A public official appointed to investigate complaints by citizens against local or national government agencies that may be infringing upon the rights of individuals. Call me a goombah, but I don't think I've ever lived anywhere where they had an ombudsman. I don't think they exist anymore. I've heard of ombudsmen who work at utilities like the electric company or the phone company, but their jobs seem to be taking complaints from customers and making sure those complaints never get a response.

Addendum: webtoe notes that ombudsmen remain common officials in England (and likely, elsewhere in Europe) and that they have the same duties and responsibilities across the Pond as they did over here. Just goes to show the importance of thinking globally when you make writeups...

Addendum Addendum: Truffle adds that ombudspersons are very prevalent in Canada (British Columbia in particular), and the Canadian model of ombudspersons is currently spreading into other nations' public administrations.

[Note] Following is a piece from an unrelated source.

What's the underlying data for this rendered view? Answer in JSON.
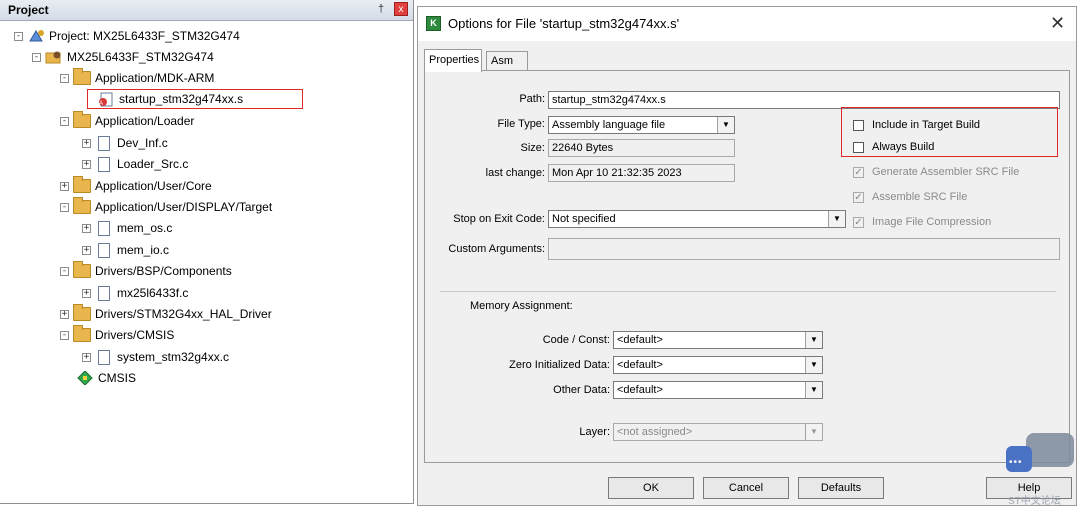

Addendum Addendum Addendum: Ahab notes that National Public Radio is another organization that has an ombudsman and points out that many ombudsmen in the United States are called "auditors" or "auditors general".

About the only Swedish word apart from smorgasbord and gravlax that has been assimilated into the English language that I know of. It simply means representative (in the sense that the ombudsman is a person representing others) and is an incredibly dull word that just reeks of order and regulations. I don't know if this somehow reflects the character of the Swedes; we tend to be a bit proud of our talent for rationality and bureaucracy in some perverse and/or masochistic way.